Vice-President Yemi Osinbajo declared on Monday that spending N1 trillion directly on poor Nigerians annually could make a huge difference, lifting them out of poverty.
Speaking during the 9th Presidential Quarterly Business Forum at the Presidential Villa, Abuja, he said that “if we spend N1 trillion to bail out the poor in this country every year, we will make a massive difference.”
Osinbajo pointed out that job creation had always been a priority of the present administration, and that the surest way to create jobs was by providing an enabling environment for the private sector to thrive.
According to him: “In analysing the solutions, we were clear that the surest way of creating jobs is by enabling the private sector to do business easily so that opportunities are created in Agriculture and the agro-allied industry, services, manufacturing etc.
“But we realized that that would not solve the immediate problems of thousands of graduates who have no jobs, or the millions who are at the bottom of the trading pyramid, barely eking out a living. This, we believed, created a compelling argument for direct intervention by the government.
“Our preferred approach has been a practical one. So, while we worked through the Presidential Enabling Business Environment Council (PEBEC), to improve the business environment, and worked on several sector-based incentivisation schemes, we also undertook a hands-on approach to getting MSMEs work.
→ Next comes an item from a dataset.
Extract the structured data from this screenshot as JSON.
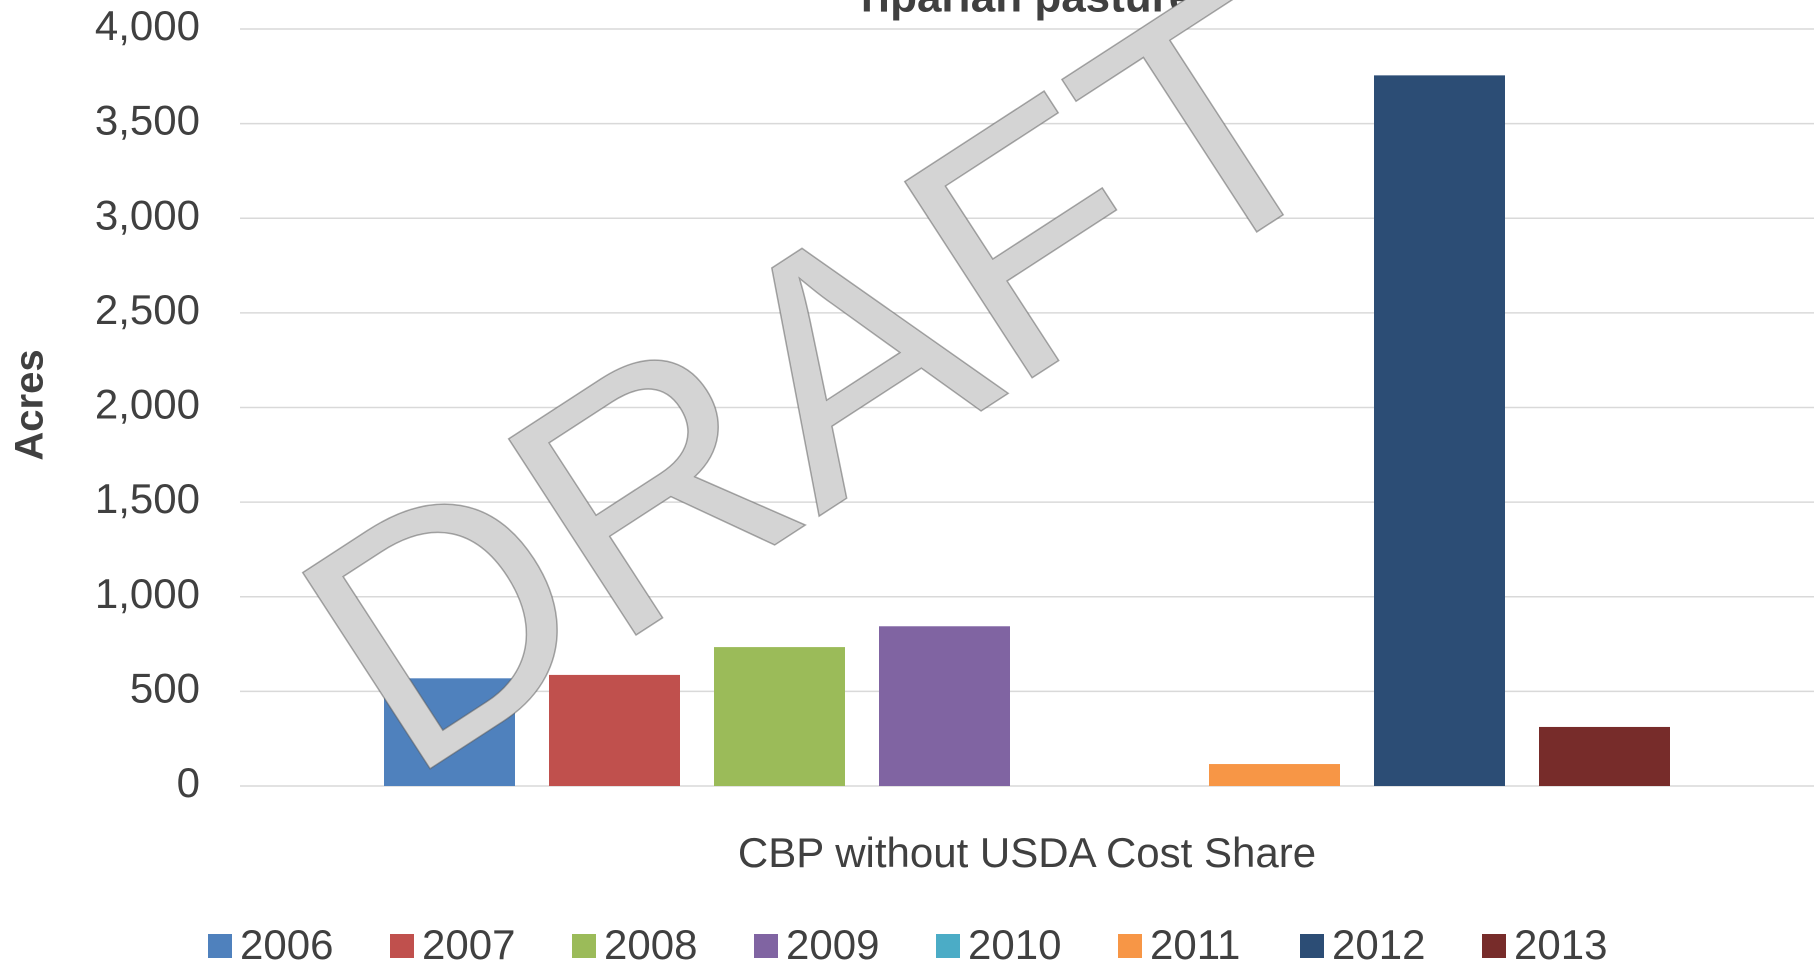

“Our MSME clinics all over the country have been great successes. At those clinics, 20 states so far, I have been in attendance in no less than 18 states along with relevant regulatory or pre-investment agencies.
“So, there are actual interactions with the small businesses. Our focus has been to ensure that the regulators understand their role as facilitators not an obstacle to business.
“We are also establishing one-stop shops in the states, where all regulators are under the same roof in the states”.
The Vice-President further explained that since the largest number of small businesses in Nigeria are the market women, men and petty traders, the government opted to enhance environments in markets and commercial clusters with facilities like electricity, solar power.
“We have powered Ariara Market, Aba; Sabongari Market, Kano; Sura Market in Lagos, Isinkan Market in Ondo, Bola Ige Market in Ibadan, Oyo State, and Edaiken Market in Benin City, Edo State.
“For the small businesses also, we expanded the microcredit to small businesses under our Government Empowerment & Enterprise Programme (GEEP): N15.183 billion in interest-free loans ranging from N50,000 to N350,000 have been disbursed to more than 300,000 market women, traders, artisans, and farmers, across all 36 states of the country and the FCT, with 56% of the loans going to women,” he said.
Speaking on the TraderMoni programme, he said “we are giving microcredit to two million petty traders across the country. The scheme enables them to draw further credit if they are able to pay back within six months.
“By giving them credit to replenish and increase their inventories, we give them a stronger chance, to earn more, while they also service the value chain that they are a part of.
“But more importantly, we bring them into the formal sector, where they have access to government and private credit and we lift more permanently out of poverty.
“We in the Economic Management Team have also undertaken a rigorous review of the situation and identified a number of measures that need to be taken to address job creation.
“These include deliberate engagement with the private sector to develop practical training materials that are relevant to industry which will guarantee off-take for those that are trained; an adjustment of the current system that implements the Industrial Training Fund in order to ensure that it provides value to employers in the private sector, portals that will assist job seekers with matching them with job opportunities and building a data tracking system that will monitor our progress”.